Natural insecticide has long been lauded by environmental groups as a safe alternative
to synthetics. They kill a variety of pests found in gardens, yards, and homes. However,
there are problems with natural insecticide.
Although natural insecticide has been around longer, there is less information on the
efficacy of it as opposed to synthetic insecticide. The most information of all of them
can be found on Bt and on oils. One problem with Bt is that it is only effective against a
limited variety of insects. It makes a good natural insecticide for crops such as corn, but
for some other crops, it is useless. Another problem with Bt is that insects become
resistant to it over time.
Although a natural insecticide can be effective, it does not have the killing power of a
synthetic chemical. Some would say that this is good. The beneficial insects are not
harmed and humans and pets are not in danger. The problem is that a natural
insecticide is also less effective against unwanted insects.
A natural insecticide will degrade much sooner than a synthetic chemical. Again, to
some this is an advantage. It decreases the negative effects of the pesticide on the
environment. However, it also means that the natural insecticide needs to be applied
much more often. This leads to a greater quantity being used. Overall, it would be a
much greater expense, and supplies might be limited.
It might be difficult to switch to all natural insecticide. One reason is that right now,
organic farming is aided by the lowered insect population in some areas. This is due to
use of high-power synthetic insecticides.
If natural insecticide were introduced to all these regions, the insects might multiply
quickly all over the area. The natural insecticide might have a problem keeping up.
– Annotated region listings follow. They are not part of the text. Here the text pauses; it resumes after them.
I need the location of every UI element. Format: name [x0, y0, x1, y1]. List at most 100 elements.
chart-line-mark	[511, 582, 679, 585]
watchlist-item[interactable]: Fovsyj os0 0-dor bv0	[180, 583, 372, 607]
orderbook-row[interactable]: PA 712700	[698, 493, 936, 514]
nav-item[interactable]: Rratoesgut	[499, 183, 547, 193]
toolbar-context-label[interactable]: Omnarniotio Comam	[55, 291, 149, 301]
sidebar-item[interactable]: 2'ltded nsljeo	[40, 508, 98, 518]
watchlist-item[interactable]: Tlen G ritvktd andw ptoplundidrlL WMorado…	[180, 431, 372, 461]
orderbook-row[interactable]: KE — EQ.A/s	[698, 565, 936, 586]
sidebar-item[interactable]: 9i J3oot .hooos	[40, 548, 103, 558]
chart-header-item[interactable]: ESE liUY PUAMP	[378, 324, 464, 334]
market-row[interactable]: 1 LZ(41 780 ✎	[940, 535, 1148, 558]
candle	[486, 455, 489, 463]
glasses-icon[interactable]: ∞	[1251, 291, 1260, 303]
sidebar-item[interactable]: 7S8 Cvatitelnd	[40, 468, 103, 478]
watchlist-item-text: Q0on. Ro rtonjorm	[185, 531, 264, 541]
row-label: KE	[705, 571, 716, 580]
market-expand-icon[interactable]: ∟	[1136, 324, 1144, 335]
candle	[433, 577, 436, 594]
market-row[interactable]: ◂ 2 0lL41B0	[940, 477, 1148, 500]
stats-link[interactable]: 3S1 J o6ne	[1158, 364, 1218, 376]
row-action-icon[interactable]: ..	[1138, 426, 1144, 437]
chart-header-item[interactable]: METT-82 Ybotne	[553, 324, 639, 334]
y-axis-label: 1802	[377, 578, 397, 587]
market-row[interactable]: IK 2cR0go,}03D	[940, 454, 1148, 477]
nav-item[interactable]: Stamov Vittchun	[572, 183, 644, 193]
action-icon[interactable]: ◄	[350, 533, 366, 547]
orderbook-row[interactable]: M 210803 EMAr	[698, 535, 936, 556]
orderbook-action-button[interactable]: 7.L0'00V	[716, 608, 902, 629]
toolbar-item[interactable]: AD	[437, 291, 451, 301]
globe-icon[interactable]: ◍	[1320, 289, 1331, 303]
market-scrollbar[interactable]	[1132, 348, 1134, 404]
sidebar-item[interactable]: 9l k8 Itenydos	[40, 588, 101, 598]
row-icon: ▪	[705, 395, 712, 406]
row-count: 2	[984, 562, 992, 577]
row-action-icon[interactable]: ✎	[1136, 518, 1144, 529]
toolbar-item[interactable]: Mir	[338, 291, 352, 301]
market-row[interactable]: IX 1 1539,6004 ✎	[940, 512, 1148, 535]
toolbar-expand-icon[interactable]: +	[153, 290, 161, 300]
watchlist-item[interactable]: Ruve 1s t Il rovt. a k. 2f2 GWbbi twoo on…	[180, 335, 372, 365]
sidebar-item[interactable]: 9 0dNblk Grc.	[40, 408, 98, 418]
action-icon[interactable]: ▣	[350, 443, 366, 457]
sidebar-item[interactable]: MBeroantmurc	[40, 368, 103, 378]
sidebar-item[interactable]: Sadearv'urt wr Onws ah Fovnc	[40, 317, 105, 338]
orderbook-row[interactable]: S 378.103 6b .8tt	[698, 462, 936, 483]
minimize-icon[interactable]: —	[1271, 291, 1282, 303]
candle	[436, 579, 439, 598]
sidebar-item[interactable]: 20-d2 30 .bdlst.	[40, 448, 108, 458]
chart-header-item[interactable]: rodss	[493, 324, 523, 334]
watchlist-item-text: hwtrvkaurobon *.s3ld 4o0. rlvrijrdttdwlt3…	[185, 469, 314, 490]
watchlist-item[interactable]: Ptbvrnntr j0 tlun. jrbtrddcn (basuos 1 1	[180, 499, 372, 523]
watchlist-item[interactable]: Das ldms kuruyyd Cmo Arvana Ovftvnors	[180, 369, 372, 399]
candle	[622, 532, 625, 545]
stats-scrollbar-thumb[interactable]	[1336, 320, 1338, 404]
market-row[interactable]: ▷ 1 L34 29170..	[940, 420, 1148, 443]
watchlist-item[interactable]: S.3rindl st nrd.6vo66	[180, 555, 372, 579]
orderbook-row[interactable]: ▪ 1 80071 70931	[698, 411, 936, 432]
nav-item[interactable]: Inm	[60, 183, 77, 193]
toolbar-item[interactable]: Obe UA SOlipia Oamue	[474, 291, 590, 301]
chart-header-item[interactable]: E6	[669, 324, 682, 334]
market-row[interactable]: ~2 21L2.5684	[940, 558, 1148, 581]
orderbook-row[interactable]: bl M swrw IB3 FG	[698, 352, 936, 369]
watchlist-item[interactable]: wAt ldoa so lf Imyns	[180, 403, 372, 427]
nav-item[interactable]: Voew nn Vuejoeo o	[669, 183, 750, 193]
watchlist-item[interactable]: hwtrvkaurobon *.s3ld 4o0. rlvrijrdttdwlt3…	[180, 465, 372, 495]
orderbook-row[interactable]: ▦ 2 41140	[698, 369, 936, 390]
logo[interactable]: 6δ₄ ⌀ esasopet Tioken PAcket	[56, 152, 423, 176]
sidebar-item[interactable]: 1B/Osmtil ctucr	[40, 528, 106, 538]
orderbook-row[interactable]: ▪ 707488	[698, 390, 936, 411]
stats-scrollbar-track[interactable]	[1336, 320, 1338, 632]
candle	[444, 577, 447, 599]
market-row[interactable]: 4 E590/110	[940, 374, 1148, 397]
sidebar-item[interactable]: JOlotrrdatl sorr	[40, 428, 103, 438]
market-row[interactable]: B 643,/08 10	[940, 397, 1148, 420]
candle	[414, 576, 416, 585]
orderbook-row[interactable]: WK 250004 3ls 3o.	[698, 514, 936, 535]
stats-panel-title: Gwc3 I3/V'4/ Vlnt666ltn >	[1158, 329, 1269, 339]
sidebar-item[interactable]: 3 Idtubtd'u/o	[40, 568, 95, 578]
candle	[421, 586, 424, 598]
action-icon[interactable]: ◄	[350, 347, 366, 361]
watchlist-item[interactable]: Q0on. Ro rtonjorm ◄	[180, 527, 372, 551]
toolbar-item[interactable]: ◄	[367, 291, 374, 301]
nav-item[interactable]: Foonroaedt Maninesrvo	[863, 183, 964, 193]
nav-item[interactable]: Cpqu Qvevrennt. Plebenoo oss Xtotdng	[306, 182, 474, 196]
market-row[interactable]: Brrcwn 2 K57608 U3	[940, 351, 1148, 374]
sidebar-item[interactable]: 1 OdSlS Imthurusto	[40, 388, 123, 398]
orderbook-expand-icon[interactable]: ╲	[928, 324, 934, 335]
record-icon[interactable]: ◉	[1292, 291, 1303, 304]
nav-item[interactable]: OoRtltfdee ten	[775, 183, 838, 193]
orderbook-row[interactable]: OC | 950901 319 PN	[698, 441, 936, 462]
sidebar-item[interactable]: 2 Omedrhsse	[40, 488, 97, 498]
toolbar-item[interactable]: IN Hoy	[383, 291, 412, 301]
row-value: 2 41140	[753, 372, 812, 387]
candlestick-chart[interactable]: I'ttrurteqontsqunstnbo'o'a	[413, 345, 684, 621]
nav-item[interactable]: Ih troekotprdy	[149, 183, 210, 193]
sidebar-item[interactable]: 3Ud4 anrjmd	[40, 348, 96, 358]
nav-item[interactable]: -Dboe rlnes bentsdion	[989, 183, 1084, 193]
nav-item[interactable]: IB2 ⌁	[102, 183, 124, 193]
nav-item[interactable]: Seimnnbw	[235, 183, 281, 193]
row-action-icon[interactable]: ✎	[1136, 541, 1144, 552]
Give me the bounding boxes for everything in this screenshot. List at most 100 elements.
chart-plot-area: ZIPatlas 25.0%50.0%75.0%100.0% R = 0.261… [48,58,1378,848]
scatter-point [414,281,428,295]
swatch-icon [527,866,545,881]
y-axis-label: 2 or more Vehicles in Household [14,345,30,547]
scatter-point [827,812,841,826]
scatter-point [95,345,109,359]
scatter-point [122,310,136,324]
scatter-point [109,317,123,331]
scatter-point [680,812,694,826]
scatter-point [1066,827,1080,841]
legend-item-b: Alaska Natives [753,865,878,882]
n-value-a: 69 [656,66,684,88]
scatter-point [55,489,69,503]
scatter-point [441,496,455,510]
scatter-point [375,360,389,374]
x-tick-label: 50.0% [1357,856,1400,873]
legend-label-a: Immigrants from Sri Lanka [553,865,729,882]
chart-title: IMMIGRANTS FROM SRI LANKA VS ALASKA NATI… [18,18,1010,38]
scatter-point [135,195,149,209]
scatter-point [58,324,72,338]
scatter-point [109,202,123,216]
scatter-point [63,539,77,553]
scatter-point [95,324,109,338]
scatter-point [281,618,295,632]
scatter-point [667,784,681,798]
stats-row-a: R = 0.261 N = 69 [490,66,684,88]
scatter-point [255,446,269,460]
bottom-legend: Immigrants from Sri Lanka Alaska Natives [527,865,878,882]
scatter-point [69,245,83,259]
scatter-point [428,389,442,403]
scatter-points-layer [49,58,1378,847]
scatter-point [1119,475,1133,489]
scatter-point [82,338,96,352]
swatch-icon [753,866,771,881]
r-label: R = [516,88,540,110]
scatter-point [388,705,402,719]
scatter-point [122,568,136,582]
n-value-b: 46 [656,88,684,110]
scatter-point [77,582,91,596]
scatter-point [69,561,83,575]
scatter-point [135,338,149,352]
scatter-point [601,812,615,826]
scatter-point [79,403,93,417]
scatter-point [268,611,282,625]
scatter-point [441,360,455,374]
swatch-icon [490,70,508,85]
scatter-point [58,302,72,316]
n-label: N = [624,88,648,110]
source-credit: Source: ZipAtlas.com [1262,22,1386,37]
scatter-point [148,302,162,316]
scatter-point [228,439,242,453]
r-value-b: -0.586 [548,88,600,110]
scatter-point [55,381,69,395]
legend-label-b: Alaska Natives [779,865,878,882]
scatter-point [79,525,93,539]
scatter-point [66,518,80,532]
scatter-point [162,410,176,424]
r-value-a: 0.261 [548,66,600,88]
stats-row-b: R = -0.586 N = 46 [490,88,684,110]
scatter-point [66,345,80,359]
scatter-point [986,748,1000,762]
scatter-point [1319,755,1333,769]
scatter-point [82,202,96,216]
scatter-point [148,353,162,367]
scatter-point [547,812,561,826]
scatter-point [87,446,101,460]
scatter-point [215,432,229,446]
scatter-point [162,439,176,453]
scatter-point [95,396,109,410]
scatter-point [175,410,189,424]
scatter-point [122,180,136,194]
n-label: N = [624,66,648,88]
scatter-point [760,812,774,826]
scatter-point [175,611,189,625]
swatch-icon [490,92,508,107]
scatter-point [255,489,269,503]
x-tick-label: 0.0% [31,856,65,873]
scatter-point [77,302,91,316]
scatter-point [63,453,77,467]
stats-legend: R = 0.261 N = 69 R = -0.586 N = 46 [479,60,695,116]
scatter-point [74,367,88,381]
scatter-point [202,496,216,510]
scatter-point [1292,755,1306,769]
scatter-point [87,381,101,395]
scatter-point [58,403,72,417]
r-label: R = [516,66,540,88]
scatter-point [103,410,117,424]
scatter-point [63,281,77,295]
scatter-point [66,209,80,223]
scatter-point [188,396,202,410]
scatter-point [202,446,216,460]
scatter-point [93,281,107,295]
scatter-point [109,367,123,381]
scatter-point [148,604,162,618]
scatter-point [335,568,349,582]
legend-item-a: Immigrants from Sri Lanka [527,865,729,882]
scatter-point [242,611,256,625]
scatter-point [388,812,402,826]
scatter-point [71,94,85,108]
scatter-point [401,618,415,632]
Eventually, it could work out, as natural predator insects came back. However, right
after the changeover, it would be bad. Expense is a limiting factor in the use of natural
insecticide. Since a natural insecticide will generally cost more, many people will take
the cheaper way out and buy a synthetic chemical. Some do this because they simply
don't understand the difference.
In many countries, farmers have no choice but to use the least expensive insecticides
available. These are usually outdated chemicals that have been banned in all the
developed countries. However, if these countries don't use them, they will likely have
to go without insecticides completely. There crops will be damaged by harmful insects.
The effects on the countries producing the natural insecticide would be difficult to
manage. They would have to devote much of their agricultural resources to growing the
plants used for such preparations. Poor people undoubtedly would be exploited in the
harvesting of the crop.
So, there are definitely problems with the widespread use of natural insecticide. There
are problems with effectiveness. There are problems with making a switch to natural
insecticide. Even the production of natural insecticide is a concern. If all these
problems can be overcome, a safer food supply can come about.
There's an unfortunate belief that anything natural must be good for you. Being "good
for you" is interpreted as being safe. So, one problem with natural insecticide is that
not enough precaution is taken around small children and pets. Other insects that are
helpful in the area can be harmed by the use of insecticides, whether they are natural
or not. Even if you only spray the pests, the residue or fumes can cause harm. The
consumption of the insects that were pests can be bad for the ones that aren't.
People use more natural products with false security. There are many natural products
that can cause problems if they are used improperly, to excess, or when mixed with
Take medicines, for example. Herbal medicines are created from natural plant sources.
They can be dangerous and will do more harm than good if used carelessly or without
proper knowledge of the effects of the herb and the correct dosages. So it is with
natural insecticides. Just because it's called 'natural', many people mistakenly believe
it's non-toxic. The problem is the word 'natural', yet it must be used to describe and
Take nicotine, for another example. It's a natural extract of the tobacco plant. In pure
form, it's highly toxic to mammals. Yet, it's used to control insects near plant harvest
time. The warm weather increases its effectiveness, yet it quickly degrades. Nicotine
with cigarettes is a well-known, proven cause of lung disease. It's sold as a liquid
concentrate for use against insect pests on vegetables and fruit.
Still another problem with natural insecticides is that for many of them to be effective,
they must be sued more often than poisons. The best bet is to combine insect control
techniques so that insecticides of any kind are only needed sparingly.
Just because an insecticide is safe for your plant doesn't mean it's safe for you or your
animals. Some people have used pepper derivatives to fight against ants. If you've ever
cleaned hot peppers with your bare fingers, then touched your eyes without thinking,
you know just how painful the pepper residue can be. In strong concentrations, they
can cause blisters to sensitive areas, cuts, or in the eyes or mouth. It would cause a big
problem if you forgot to wash your hands and got the juice on your baby's bottle nipple
or in their eyes.
Rain or automatic sprinklers can dilute the effectiveness of natural insecticides. The
problem lies in having to reapply them before you are ready. If you don't have enough
on hand, it will take longer for them to help you control the insects.
Many problems can be eliminated simply by taking the time to understand exactly what
you're dealing with. The insecticide can work for you or against you. What good are
natural insecticides if you fail to use them properly? Taking a chance can be hazardous
for you, your animals, your children, other insects, birds, and your plants. As the
football coaches say, "The best defence is a good offence."